AI-ML Level 3 Report
5 / 1 / 2025
Task 1: Decision Tree-Based ID3 Algorithm
Decision Tree
A tree-like model used for decision-making and classification. Each node represents a feature, each branch represents a decision rule, and each leaf represents an outcome.
ID3 (Iterative Dichotomiser 3) Algorithm
The ID3 algorithm is a popular method for building a decision tree based on entropy and information gain concepts.
Steps of the ID3 Algorithm
- Calculate the Entropy of the Dataset: Compute the overall entropy of the target variable.
- Evaluate Information Gain for Each Feature: For each feature, calculate the information gain by splitting the data based on its values.
- Select the Best Feature: Choose the feature with the highest information gain as the root node.
- Split the Dataset: Partition the dataset into subsets based on the chosen feature.
- Repeat Recursively:
- Apply the above steps to each subset until:
- All features are used.
- The target variable is perfectly classified (entropy = 0).
- Apply the above steps to each subset until:
Task 2: Naive Bayesian Classifier
Overview
Bayes' theorem is used to find the probability of a hypothesis given evidence.
Naive Bayes Algorithm
Naive Bayes is a machine learning algorithm commonly used for classification tasks.
Example: Spam Mail Classification
- Naive Bayes analyzes each word in an email (e.g., "free," "win") and estimates if it's spam based on how frequently those words appear in spam emails.
- It treats each word independently, without considering their relationships, to make predictions.
Task 3: Ensemble Techniques
Ensemble learning is a machine learning technique that enhances accuracy and resilience in predictions by combining multiple models.
Types of Ensemble Techniques
1. Bagging
- Description: Trains multiple models independently on random subsets of the data and combines their predictions to reduce overfitting.
- Key Feature: Lowers variance by averaging predictions (regression) or majority voting (classification).
2. Boosting
- Description: Trains models sequentially, with each model improving on the errors of the previous one.

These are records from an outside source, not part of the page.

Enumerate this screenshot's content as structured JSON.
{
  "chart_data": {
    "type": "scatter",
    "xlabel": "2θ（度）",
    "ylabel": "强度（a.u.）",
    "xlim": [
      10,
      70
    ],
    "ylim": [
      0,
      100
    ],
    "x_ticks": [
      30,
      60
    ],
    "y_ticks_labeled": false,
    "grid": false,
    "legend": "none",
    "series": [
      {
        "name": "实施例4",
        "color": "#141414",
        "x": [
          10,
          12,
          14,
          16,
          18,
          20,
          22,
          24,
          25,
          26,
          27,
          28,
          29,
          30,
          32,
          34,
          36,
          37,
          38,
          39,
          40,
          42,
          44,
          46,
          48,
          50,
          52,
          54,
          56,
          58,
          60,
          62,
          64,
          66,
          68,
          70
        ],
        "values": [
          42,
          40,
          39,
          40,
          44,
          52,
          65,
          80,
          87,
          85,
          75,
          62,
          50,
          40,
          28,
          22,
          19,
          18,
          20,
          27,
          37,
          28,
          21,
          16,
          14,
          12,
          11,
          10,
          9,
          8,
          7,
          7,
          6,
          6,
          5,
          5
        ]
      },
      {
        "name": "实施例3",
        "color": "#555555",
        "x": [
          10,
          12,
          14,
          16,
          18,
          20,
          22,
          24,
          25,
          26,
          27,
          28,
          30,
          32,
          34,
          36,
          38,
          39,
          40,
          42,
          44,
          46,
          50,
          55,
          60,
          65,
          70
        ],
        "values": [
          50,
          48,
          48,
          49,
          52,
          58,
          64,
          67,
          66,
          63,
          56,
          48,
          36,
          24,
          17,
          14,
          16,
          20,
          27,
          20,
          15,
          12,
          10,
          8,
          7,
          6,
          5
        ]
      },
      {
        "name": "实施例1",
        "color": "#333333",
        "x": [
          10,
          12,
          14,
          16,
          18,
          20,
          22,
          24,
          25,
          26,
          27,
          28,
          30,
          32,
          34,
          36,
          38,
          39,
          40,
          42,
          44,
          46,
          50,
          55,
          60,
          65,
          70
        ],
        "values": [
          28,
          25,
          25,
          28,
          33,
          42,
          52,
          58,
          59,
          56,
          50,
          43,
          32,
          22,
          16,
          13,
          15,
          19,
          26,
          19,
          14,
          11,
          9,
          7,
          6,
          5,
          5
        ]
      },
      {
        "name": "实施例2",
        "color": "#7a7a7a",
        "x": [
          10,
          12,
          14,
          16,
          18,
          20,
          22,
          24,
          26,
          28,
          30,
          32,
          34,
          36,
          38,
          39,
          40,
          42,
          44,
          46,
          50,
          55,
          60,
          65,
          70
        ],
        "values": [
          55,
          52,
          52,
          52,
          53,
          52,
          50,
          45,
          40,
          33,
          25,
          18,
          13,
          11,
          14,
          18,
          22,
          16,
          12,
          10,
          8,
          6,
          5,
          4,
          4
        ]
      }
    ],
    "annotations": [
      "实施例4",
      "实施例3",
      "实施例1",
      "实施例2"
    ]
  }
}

- Key Feature: Combines all models' outputs to reduce bias and improve accuracy.
3. Stacking
- Description: Combines predictions from multiple diverse models using a meta-model to improve performance.
- Key Feature: Allows different algorithms to contribute their strengths for better accuracy.
4. Blending
- Description: Uses a validation set to combine predictions from multiple models using simple techniques like averaging.
- Key Feature: An easier version of stacking but may not be as powerful.
Task 7: Anomaly Detection
Anomaly detection identifies unusual data points or patterns in a dataset and has applications in various fields such as finance, healthcare, and cybersecurity.
Anomaly Detection Algorithms
1. Isolation Forest
- Description: Isolates anomalies by creating random decision trees and identifying data points with shorter paths as outliers.
- Key Feature: Leverages the sparsity of anomalies in the dataset.
2. Local Outlier Factor (LOF)
- Description: Detects anomalies by comparing the local density of a point to its neighbors.
- Key Feature: Flags points with significantly lower density as outliers.
3. One-Class SVM
- Description: Uses a hyperplane in feature space to separate normal data from anomalies.
- Key Feature: Identifies points lying on the opposite side of the hyperplane as outliers.